Looking at the symbolic consequences of the veil, and veiling, in contemporary art post-9/11, seen in the work of international artists as painting, photography, film, video and sculpture, they merge historic material with the present-day.  See how large-scale photographs by the Jewish Moscow-based art collective, AES art group, from the series ‘The Witnesses of the Future’, is created for maximum political force.  AES art group consists of three Russian Jewish artists, Tatiana Arzamasova, Lev Evzovich and Evgeny Svyatsky, creating deceptive, actually even quite odd, looking and deceiving Machiavellian cityscapes of the leading Western capitals from New York to Paris, Rome to Sydney and Moscow to Berlin.  Of how they could look under the rise under a changed regime.  But not as we would instantly know or recognise them;  As in AES’s photograph of the Statue of Liberty, dressed in a full white burka carrying a Koranic text where the Declaration of Independence should be can be identified as ridiculous and foolish.  This photograph, ‘New Freedom 2006, AES The Witness of the Future’, is particularly anti-American because it is the gravest assault on American civil liberties.  The French gave the statue to the people of the United States over one hundred years ago in recognition of the friendship established during the American Revolution.  It was back in 1886, that President Grover Cleveland accepted the Statue on behalf of the United States and said “We will not forget that Liberty has here made her home; nor shall her chosen altar be neglected.”  And so it is, that, over the years, the Statue of Liberty has grown to embrace freedom and democracy.

As this bizarre exercise of wrapping of the Statue of Liberty, a la Christo, will not convert its nature, or its significance, why do it?  Is this artwork a cheap and tacky political joke by these AES artists?  Who, especially being Jews, should know better about Judaism teaching respect for women, and female liberation.  Not to mention the thousands of first generation Jews, only in the last one-hundred years, escaping the pogroms of Russia or the Nazi death camps of Europe, who came through nearby Ellis Island, witnessing the Statue and partaking of the fruits of American independence first hand – for them and their artistic descendants.

In fact, it is the rights of free expressions, recognised and guaranteed in the First Amendment of the U.S. Constitution, that has allowed people who, under totalitarian regimes would, as servants of the state, not be allowed to express themselves in such a manner –in some instances facing re-education camps, even the death penalty.  In the States, this guarantee of expression has allowed scientists, musicians and artists to flourish.  To expand and advance their respective fields.  All while questioning the authority of the U.S. government; if not the First Amendment itself.

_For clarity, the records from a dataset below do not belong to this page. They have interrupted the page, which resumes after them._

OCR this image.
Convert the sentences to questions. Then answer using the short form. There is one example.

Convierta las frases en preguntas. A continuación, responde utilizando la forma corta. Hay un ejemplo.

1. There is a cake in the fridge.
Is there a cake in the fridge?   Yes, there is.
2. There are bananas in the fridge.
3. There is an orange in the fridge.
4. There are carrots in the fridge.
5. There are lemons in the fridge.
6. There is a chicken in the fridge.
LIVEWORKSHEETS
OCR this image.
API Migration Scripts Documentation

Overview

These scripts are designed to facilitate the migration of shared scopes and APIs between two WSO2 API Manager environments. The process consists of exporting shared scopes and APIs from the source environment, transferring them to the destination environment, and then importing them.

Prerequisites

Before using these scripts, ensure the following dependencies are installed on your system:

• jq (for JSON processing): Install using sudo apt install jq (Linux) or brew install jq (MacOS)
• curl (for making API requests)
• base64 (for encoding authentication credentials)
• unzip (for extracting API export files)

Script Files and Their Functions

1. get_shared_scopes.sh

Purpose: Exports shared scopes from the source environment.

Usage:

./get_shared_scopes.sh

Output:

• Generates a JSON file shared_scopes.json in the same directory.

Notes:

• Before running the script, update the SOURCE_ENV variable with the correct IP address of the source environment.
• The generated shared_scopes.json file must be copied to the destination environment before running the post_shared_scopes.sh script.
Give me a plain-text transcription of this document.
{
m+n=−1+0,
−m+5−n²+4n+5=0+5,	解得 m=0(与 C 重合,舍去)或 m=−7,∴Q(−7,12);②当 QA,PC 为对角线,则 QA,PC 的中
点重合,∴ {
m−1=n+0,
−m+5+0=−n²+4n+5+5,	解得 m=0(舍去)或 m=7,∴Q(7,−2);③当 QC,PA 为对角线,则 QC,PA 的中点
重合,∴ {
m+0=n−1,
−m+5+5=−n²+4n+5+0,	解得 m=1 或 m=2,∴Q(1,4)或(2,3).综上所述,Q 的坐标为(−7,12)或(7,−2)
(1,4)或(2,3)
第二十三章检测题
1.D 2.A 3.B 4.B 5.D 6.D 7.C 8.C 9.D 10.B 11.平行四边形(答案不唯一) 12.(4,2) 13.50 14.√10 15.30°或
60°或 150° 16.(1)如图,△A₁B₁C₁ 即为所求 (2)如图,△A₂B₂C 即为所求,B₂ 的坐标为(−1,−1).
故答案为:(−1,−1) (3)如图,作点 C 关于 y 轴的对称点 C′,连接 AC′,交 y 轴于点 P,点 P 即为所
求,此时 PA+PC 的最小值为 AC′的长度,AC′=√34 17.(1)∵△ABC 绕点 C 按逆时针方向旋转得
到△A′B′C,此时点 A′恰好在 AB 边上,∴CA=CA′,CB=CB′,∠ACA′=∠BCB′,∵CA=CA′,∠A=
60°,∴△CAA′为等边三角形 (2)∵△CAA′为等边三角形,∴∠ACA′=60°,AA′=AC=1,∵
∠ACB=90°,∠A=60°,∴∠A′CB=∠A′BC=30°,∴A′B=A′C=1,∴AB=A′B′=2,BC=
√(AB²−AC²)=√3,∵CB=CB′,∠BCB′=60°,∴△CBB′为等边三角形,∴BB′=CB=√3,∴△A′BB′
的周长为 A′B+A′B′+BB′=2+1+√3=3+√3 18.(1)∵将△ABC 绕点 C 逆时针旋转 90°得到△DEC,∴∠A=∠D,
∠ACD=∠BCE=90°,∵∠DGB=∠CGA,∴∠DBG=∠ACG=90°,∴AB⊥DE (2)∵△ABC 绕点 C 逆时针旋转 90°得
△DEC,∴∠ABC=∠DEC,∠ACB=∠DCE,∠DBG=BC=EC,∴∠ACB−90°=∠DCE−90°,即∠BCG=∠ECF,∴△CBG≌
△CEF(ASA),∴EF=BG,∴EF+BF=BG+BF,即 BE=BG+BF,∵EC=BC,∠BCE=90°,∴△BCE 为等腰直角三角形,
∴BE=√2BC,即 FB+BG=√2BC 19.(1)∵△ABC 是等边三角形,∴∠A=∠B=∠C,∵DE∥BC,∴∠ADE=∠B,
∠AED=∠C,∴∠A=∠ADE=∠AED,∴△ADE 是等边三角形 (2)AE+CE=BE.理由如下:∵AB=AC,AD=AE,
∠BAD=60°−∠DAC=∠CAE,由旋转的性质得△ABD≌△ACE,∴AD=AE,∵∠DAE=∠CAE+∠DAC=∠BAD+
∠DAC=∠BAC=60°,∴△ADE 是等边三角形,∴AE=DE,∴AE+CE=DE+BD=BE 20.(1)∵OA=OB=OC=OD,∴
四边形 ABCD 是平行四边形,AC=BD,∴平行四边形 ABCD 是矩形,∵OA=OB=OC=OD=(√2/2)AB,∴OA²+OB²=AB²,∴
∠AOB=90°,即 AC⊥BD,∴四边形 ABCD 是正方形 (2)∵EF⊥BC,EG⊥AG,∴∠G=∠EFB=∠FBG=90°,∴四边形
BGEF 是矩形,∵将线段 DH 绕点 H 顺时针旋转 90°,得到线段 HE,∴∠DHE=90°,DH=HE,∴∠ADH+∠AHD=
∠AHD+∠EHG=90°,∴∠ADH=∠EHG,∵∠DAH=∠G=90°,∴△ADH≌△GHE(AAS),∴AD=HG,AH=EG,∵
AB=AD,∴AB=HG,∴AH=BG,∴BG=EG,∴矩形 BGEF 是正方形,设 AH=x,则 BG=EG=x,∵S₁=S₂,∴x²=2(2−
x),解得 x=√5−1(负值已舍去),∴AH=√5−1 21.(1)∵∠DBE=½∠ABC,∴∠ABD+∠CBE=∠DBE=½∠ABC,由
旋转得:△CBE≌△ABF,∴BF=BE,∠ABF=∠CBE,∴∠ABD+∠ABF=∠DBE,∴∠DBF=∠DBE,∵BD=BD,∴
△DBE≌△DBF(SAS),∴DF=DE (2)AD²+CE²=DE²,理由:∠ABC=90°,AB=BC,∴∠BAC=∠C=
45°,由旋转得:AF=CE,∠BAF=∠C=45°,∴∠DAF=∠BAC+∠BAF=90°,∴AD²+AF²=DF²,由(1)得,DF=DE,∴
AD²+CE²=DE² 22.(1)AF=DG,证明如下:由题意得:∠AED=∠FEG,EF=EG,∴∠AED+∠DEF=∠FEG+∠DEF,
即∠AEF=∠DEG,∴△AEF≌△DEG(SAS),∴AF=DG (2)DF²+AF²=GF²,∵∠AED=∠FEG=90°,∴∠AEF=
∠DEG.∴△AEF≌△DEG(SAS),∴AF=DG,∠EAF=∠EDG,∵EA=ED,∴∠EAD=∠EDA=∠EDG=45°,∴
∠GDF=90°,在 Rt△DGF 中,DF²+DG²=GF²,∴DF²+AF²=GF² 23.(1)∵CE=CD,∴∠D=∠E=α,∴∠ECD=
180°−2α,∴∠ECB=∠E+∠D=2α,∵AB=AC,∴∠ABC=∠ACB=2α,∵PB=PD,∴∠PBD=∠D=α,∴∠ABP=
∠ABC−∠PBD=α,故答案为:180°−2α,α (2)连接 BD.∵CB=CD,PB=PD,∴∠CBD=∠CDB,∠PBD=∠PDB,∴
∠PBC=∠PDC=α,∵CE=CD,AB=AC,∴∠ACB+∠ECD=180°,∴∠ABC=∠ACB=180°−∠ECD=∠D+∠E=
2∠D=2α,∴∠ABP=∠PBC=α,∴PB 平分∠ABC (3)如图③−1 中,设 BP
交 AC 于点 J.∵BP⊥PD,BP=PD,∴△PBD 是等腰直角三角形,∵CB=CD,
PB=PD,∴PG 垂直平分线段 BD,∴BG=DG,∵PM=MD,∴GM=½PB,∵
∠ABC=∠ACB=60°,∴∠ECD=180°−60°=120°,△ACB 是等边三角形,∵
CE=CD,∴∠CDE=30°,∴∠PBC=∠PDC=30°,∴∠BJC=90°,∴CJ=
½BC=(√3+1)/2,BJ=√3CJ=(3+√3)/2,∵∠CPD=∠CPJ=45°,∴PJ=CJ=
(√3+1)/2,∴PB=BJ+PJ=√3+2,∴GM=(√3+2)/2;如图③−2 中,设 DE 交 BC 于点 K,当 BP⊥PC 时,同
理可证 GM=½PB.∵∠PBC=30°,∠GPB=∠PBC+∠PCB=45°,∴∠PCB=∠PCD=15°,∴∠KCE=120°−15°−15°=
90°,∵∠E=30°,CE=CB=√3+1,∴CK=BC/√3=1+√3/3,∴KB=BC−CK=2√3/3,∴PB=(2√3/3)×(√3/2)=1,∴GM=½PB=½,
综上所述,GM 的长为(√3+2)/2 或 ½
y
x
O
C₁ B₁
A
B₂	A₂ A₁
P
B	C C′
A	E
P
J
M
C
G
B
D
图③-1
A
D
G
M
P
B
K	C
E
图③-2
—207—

With artists visualising the veil as an Islamic institution associated with Muslims and Islam, is it not, that art that incorporates the image of a veil anything but anti-Islamic?   Or, in fact, just simply insulting and abusive to Westerners, in what can be nothing more than an invidious and crude attack, in these post 9/11 times.

Satirical computer digitally-manipulated images, such as the above mentioned AES photographs, are like Hollywood-esque storyboards.  Chasing the deep-rooted phobia of today’s post-modern, postcolonial, post-Cold War alliance, their artwork is lost in taste and discernment for truth that is acquired by a surreptitious anti-Americanism?

Another AES photograph, ‘London 2006’ has an onion dome capping the top of Big Ben and columns on top of the Houses of Parliament looking like a mosque, surely giving false credence and testimony to the invention that Islam is totalitarian.

This is surprising, as Islamic art has dominated Western artistic traditions for over five hundred years, and opened up the possibilities of abstraction; of colour fields; and of relationships between form and content.  It begs questions about why art, that is supposed to transform barriers, is actually creating them.

Even Edward Said’s influence – being the spirit of left post-structuralism and Orientalism – shows, the alliance between al-Qaida, the Taliban, the Afghanis and the anti-war artist is ever strong, following the brush-marked-footsteps of British graffiti artist Bansky, painting over Israel’s West Bank security wall with images that no doubt politically challenge Israel, and America.

By exploring how the artist has an uncanny knack of having his finger on the pulse of what is concerning people, by asking is anti-Americanism in art a Herculean political expression (against Bush or America), or, somewhat independently, a mere misappropriation of artistic skills – that has nothing to do with any President, or indeed art.  Nevertheless has in fact more to do with consciously insulting the skeleton of the American people per se.  Remember, according to artist Robert Rauschenberg, “it’s only through the arts that people can speak to each other, that’s why artists are more dangerous than soldiers.”